We establish the existence of free energy limits for several combinatorial models on Erdös–Rényi graph $\mathbb{G} (N,\lfloor cN\rfloor)$ and random $r$-regular graph $\mathbb{G} (N,r)$. For a variety of models, including independent sets, MAX-CUT, coloring and K-SAT, we prove that the free energy both at a positive and zero temperature, appropriately rescaled, converges to a limit as the size of the underlying graph diverges to infinity. In the zero temperature case, this is interpreted as the existence of the scaling limit for the corresponding combinatorial optimization problem.
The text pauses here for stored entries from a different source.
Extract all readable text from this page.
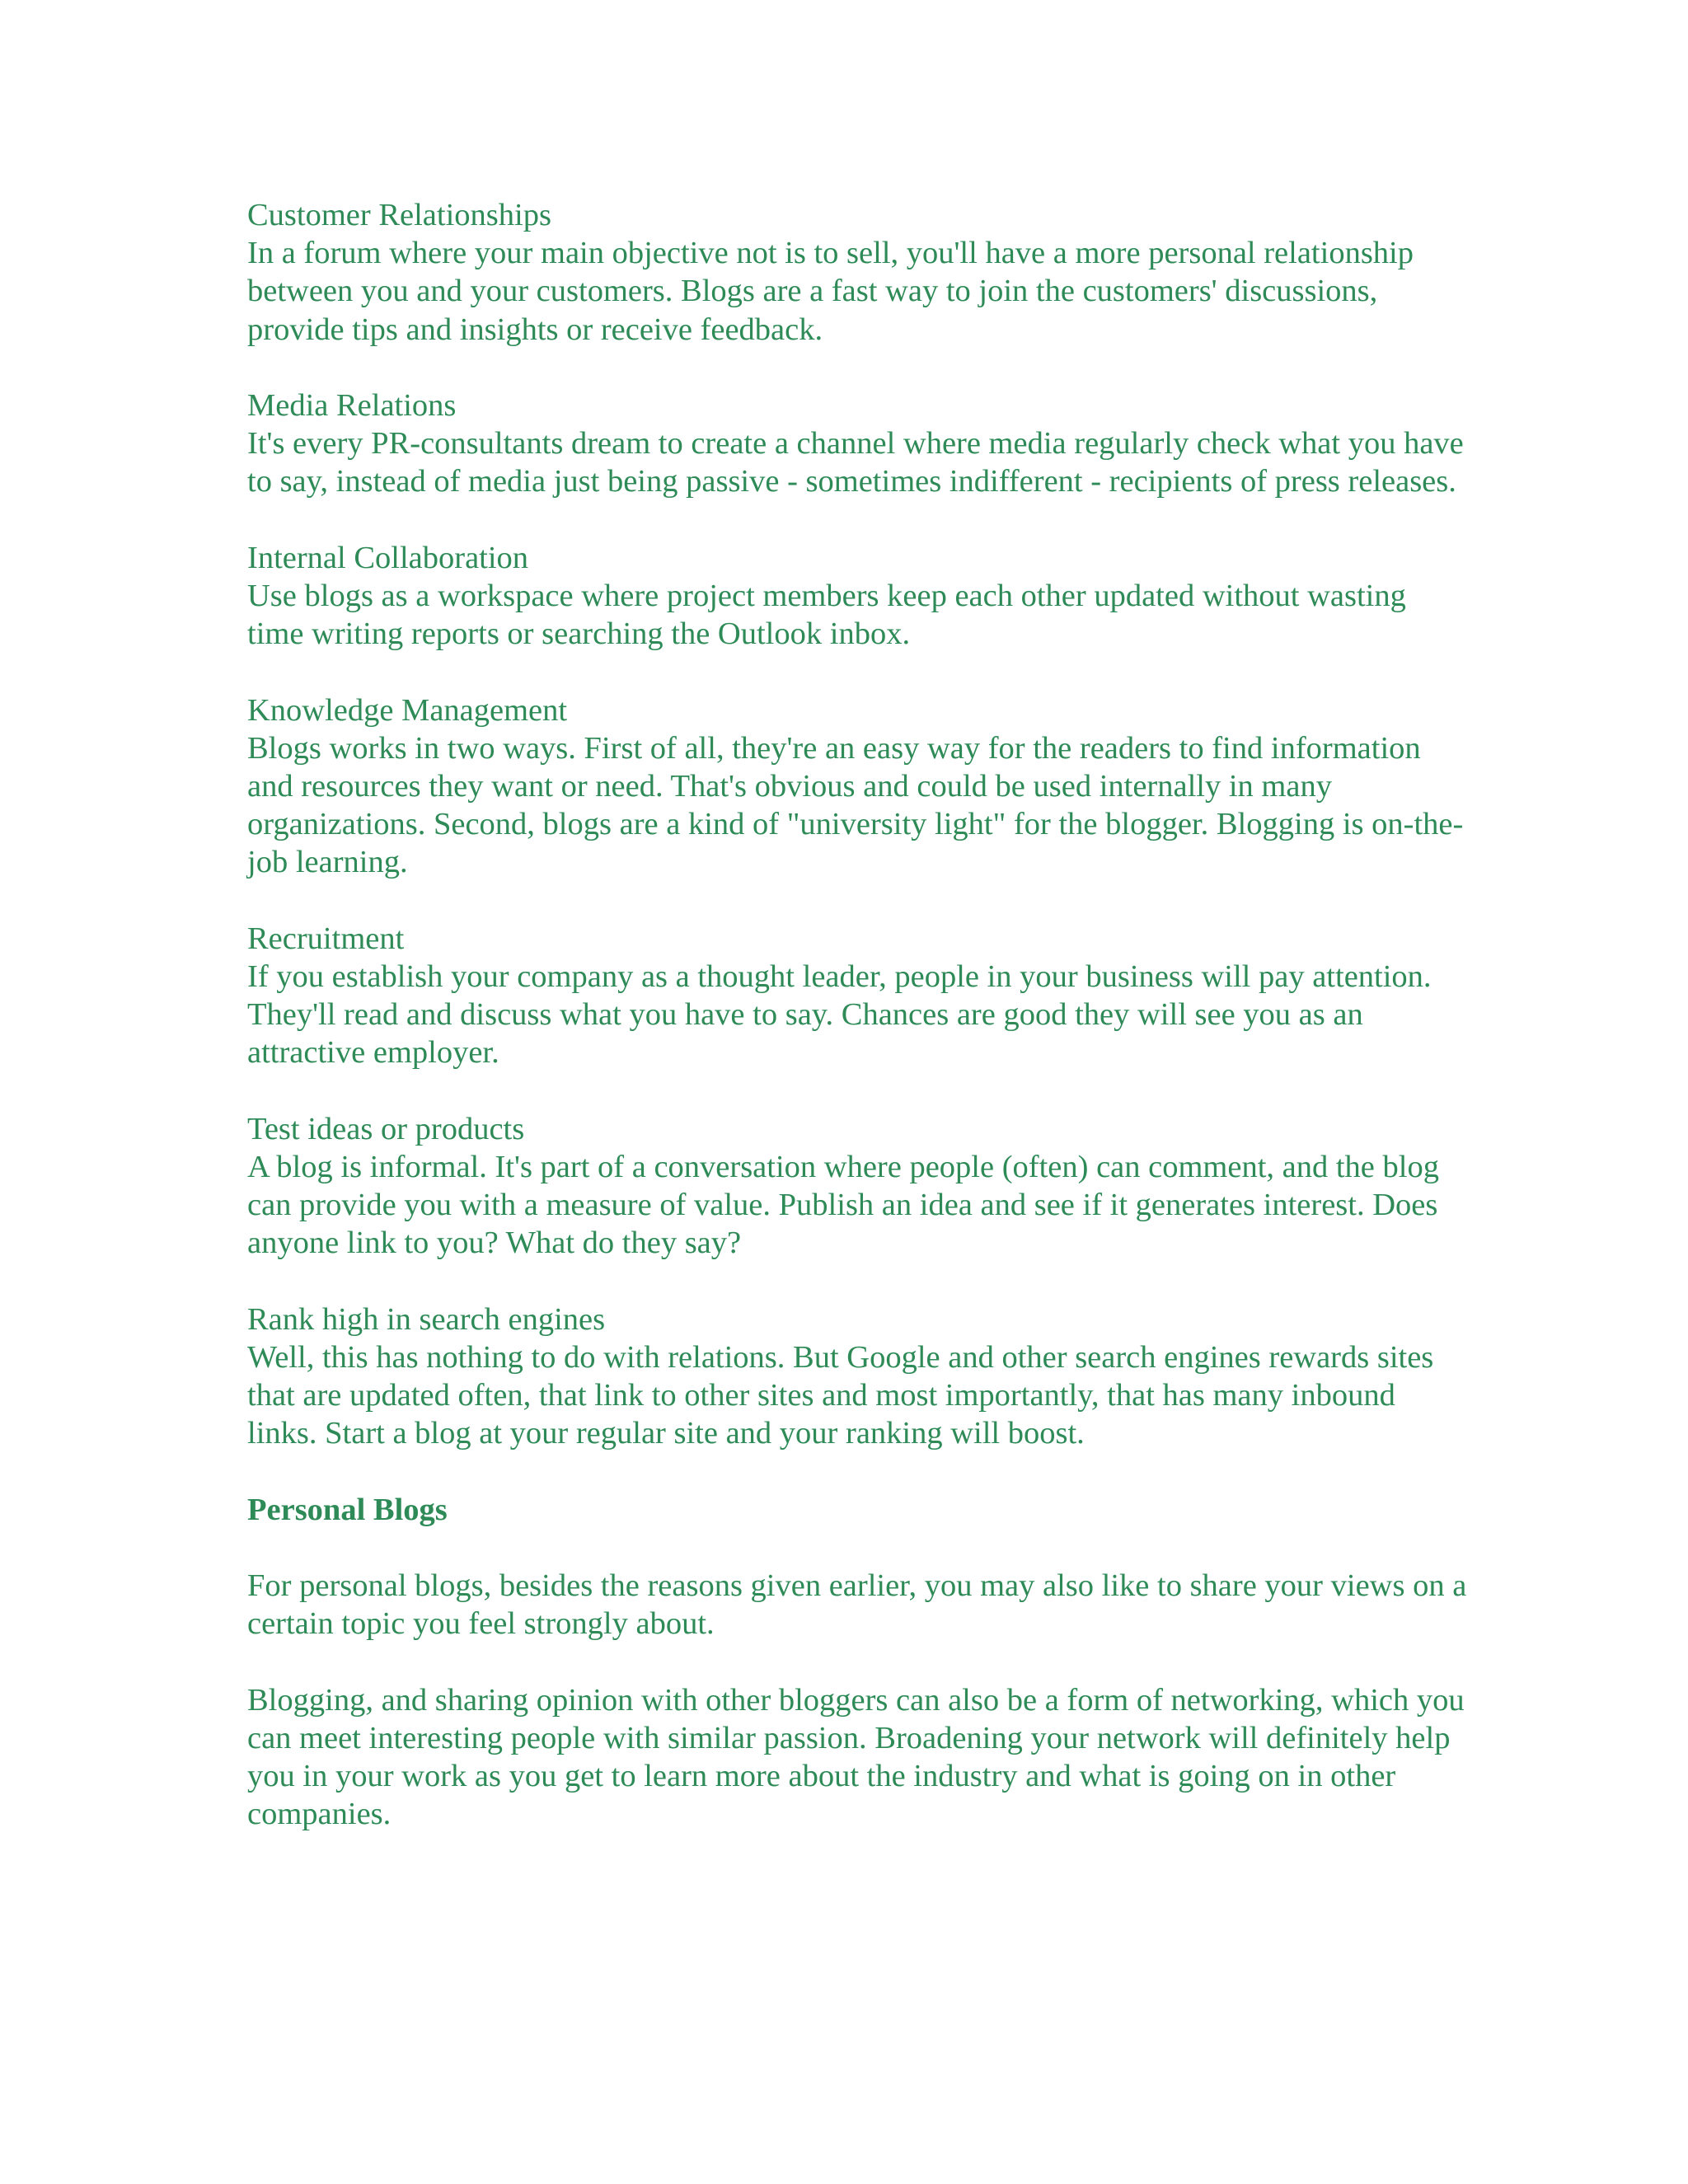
Customer Relationships
In a forum where your main objective not is to sell, you'll have a more personal relationship between you and your customers. Blogs are a fast way to join the customers' discussions, provide tips and insights or receive feedback.
Media Relations
It's every PR-consultants dream to create a channel where media regularly check what you have to say, instead of media just being passive - sometimes indifferent - recipients of press releases.
Internal Collaboration
Use blogs as a workspace where project members keep each other updated without wasting time writing reports or searching the Outlook inbox.
Knowledge Management
Blogs works in two ways. First of all, they're an easy way for the readers to find information and resources they want or need. That's obvious and could be used internally in many organizations. Second, blogs are a kind of "university light" for the blogger. Blogging is on-the-job learning.
Recruitment
If you establish your company as a thought leader, people in your business will pay attention. They'll read and discuss what you have to say. Chances are good they will see you as an attractive employer.
Test ideas or products
A blog is informal. It's part of a conversation where people (often) can comment, and the blog can provide you with a measure of value. Publish an idea and see if it generates interest. Does anyone link to you? What do they say?
Rank high in search engines
Well, this has nothing to do with relations. But Google and other search engines rewards sites that are updated often, that link to other sites and most importantly, that has many inbound links. Start a blog at your regular site and your ranking will boost.
Personal Blogs
For personal blogs, besides the reasons given earlier, you may also like to share your views on a certain topic you feel strongly about.
Blogging, and sharing opinion with other bloggers can also be a form of networking, which you can meet interesting people with similar passion. Broadening your network will definitely help you in your work as you get to learn more about the industry and what is going on in other companies.
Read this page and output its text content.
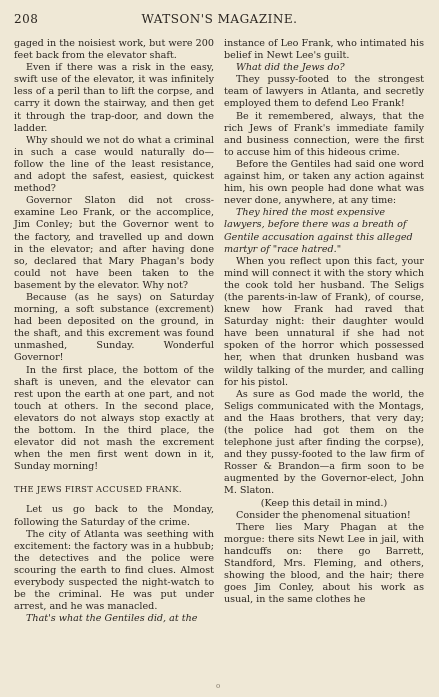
208	WATSON'S MAGAZINE.

gaged in the noisiest work, but were 200 feet back from the elevator shaft.

Even if there was a risk in the easy, swift use of the elevator, it was infinitely less of a peril than to lift the corpse, and carry it down the stairway, and then get it through the trap-door, and down the ladder.

Why should we not do what a criminal in such a case would naturally do—follow the line of the least resistance, and adopt the safest, easiest, quickest method?

Governor Slaton did not cross-examine Leo Frank, or the accomplice, Jim Conley; but the Governor went to the factory, and travelled up and down in the elevator; and after having done so, declared that Mary Phagan's body could not have been taken to the basement by the elevator. Why not?

Because (as he says) on Saturday morning, a soft substance (excrement) had been deposited on the ground, in the shaft, and this excrement was found unmashed, Sunday. Wonderful Governor!

In the first place, the bottom of the shaft is uneven, and the elevator can rest upon the earth at one part, and not touch at others. In the second place, elevators do not always stop exactly at the bottom. In the third place, the elevator did not mash the excrement when the men first went down in it, Sunday morning!

THE JEWS FIRST ACCUSED FRANK.

Let us go back to the Monday, following the Saturday of the crime.

The city of Atlanta was seething with excitement: the factory was in a hubbub; the detectives and the police were scouring the earth to find clues. Almost everybody suspected the night-watch to be the criminal. He was put under arrest, and he was manacled.

That's what the Gentiles did, at the

instance of Leo Frank, who intimated his belief in Newt Lee's guilt.

What did the Jews do?

They pussy-footed to the strongest team of lawyers in Atlanta, and secretly employed them to defend Leo Frank!

Be it remembered, always, that the rich Jews of Frank's immediate family and business connection, were the first to accuse him of this hideous crime.

Before the Gentiles had said one word against him, or taken any action against him, his own people had done what was never done, anywhere, at any time:

They hired the most expensive lawyers, before there was a breath of Gentile accusation against this alleged martyr of "race hatred."

When you reflect upon this fact, your mind will connect it with the story which the cook told her husband. The Seligs (the parents-in-law of Frank), of course, knew how Frank had raved that Saturday night: their daughter would have been unnatural if she had not spoken of the horror which possessed her, when that drunken husband was wildly talking of the murder, and calling for his pistol.

As sure as God made the world, the Seligs communicated with the Montags, and the Haas brothers, that very day; (the police had got them on the telephone just after finding the corpse), and they pussy-footed to the law firm of Rosser & Brandon—a firm soon to be augmented by the Governor-elect, John M. Slaton.

(Keep this detail in mind.)

Consider the phenomenal situation!

There lies Mary Phagan at the morgue: there sits Newt Lee in jail, with handcuffs on: there go Barrett, Standford, Mrs. Fleming, and others, showing the blood, and the hair; there goes Jim Conley, about his work as usual, in the same clothes he

o
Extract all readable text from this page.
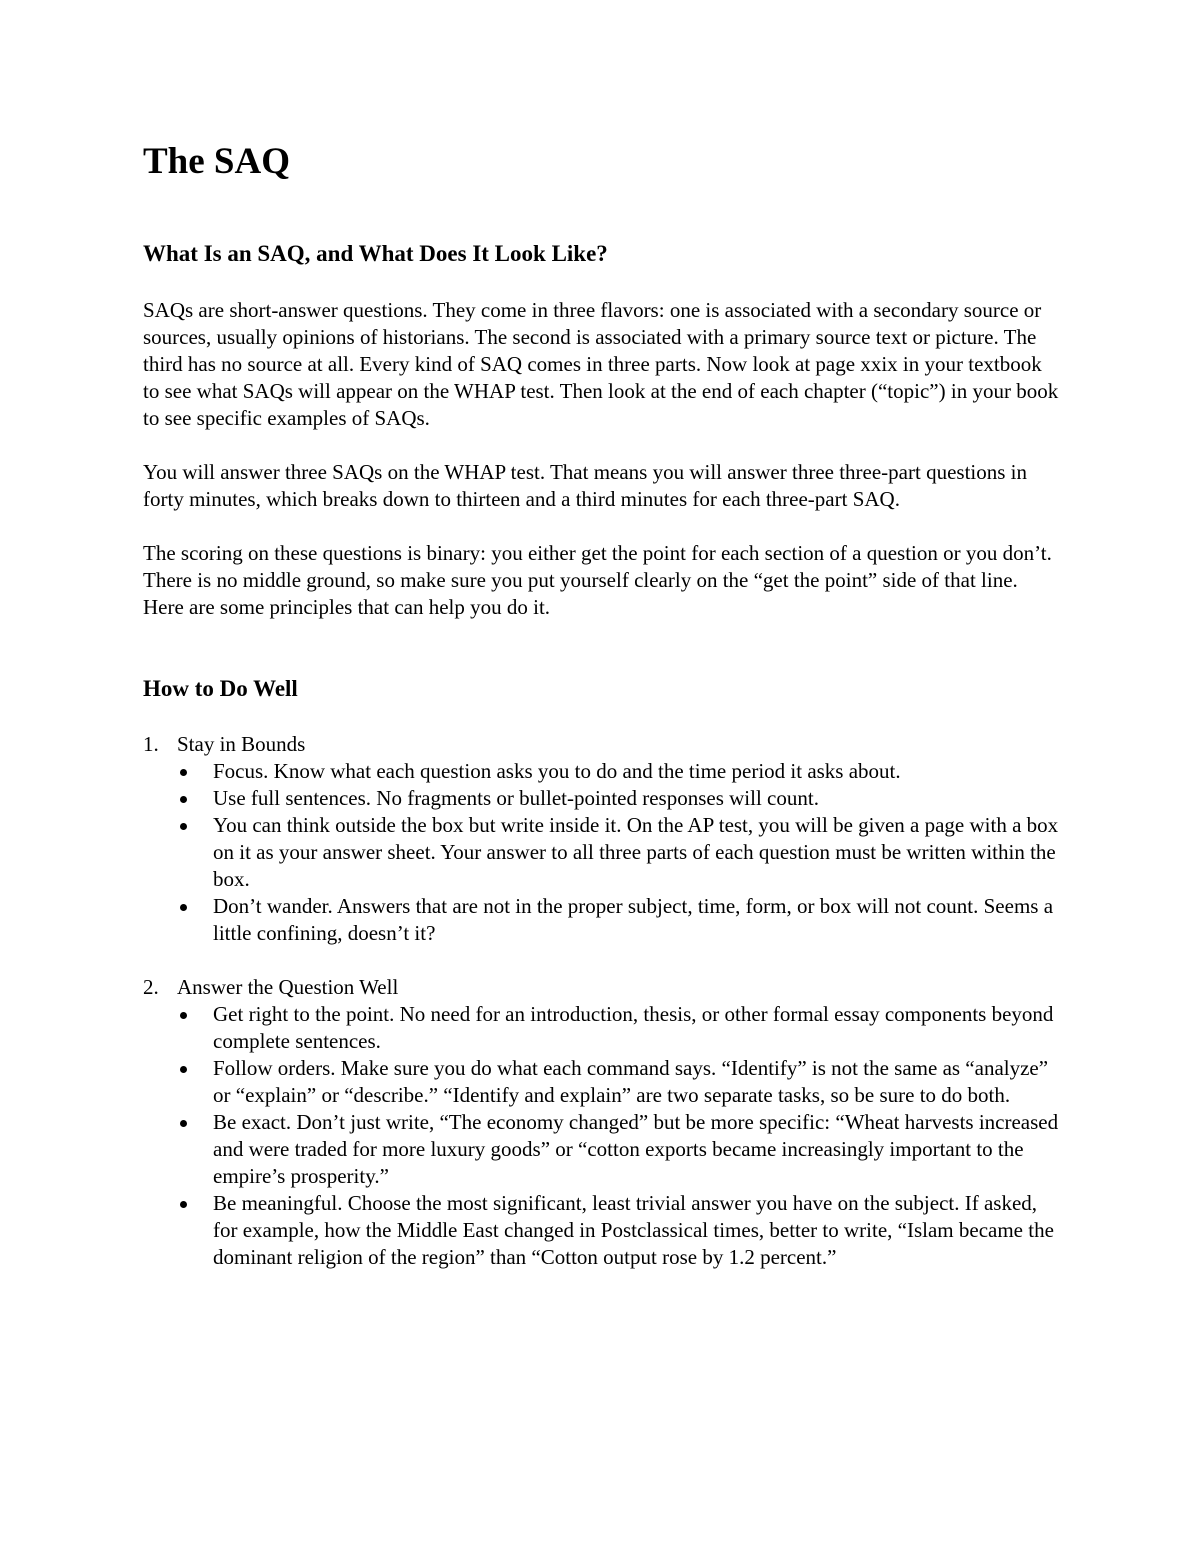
The SAQ
What Is an SAQ, and What Does It Look Like?

SAQs are short-answer questions. They come in three flavors: one is associated with a secondary source or sources, usually opinions of historians. The second is associated with a primary source text or picture. The third has no source at all. Every kind of SAQ comes in three parts. Now look at page xxix in your textbook to see what SAQs will appear on the WHAP test. Then look at the end of each chapter (“topic”) in your book to see specific examples of SAQs.

You will answer three SAQs on the WHAP test. That means you will answer three three-part questions in forty minutes, which breaks down to thirteen and a third minutes for each three-part SAQ.

The scoring on these questions is binary: you either get the point for each section of a question or you don’t. There is no middle ground, so make sure you put yourself clearly on the “get the point” side of that line. Here are some principles that can help you do it.

How to Do Well
1. Stay in Bounds
Focus. Know what each question asks you to do and the time period it asks about.
Use full sentences. No fragments or bullet-pointed responses will count.
You can think outside the box but write inside it. On the AP test, you will be given a page with a box on it as your answer sheet. Your answer to all three parts of each question must be written within the box.
Don’t wander. Answers that are not in the proper subject, time, form, or box will not count. Seems a little confining, doesn’t it?
2. Answer the Question Well
Get right to the point. No need for an introduction, thesis, or other formal essay components beyond complete sentences.
Follow orders. Make sure you do what each command says. “Identify” is not the same as “analyze” or “explain” or “describe.” “Identify and explain” are two separate tasks, so be sure to do both.
Be exact. Don’t just write, “The economy changed” but be more specific: “Wheat harvests increased and were traded for more luxury goods” or “cotton exports became increasingly important to the empire’s prosperity.”
Be meaningful. Choose the most significant, least trivial answer you have on the subject. If asked, for example, how the Middle East changed in Postclassical times, better to write, “Islam became the dominant religion of the region” than “Cotton output rose by 1.2 percent.”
For example, as a special case we prove that the size of a largest independent set in these graphs, normalized by the number of nodes converges to a limit w.h.p. This resolves an open problem which was proposed by Aldous (Some open problems) as one of his six favorite open problems. It was also mentioned as an open problem in several other places: Conjecture 2.20 in Wormald [In Surveys in Combinatorics, 1999 (Canterbury) (1999) 239–298 Cambridge Univ. Press]; Bollobás and Riordan [Random Structures Algorithms 39 (2011) 1–38]; Janson and Thomason [Combin. Probab. Comput. 17 (2008) 259–264] and Aldous and Steele [In Probability on Discrete Structures (2004) 1–72 Springer].

Our approach is based on extending and simplifying the interpolation method of Guerra and Toninelli [Comm. Math. Phys. 230 (2002) 71–79] and Franz and Leone [J. Stat. Phys. 111 (2003) 535–564]. Among other applications, this method was used to prove the existence of free energy limits for Viana–Bray and K-SAT models on Erdös–Rényi graphs. The case of zero temperature was treated by taking limits of positive temperature models. We provide instead a simpler combinatorial approach and work with the zero temperature case (optimization) directly both in the case of Erdös–Rényi graph $\mathbb{G} (N,\lfloor cN\rfloor)$ and random regular graph $\mathbb{G} (N,r)$. In addition we establish the large deviations principle for the satisfiability property of the constraint satisfaction problems, coloring, K-SAT and NAE-K-SAT, for the $\mathbb{G} (N,\lfloor cN\rfloor)$ random graph model.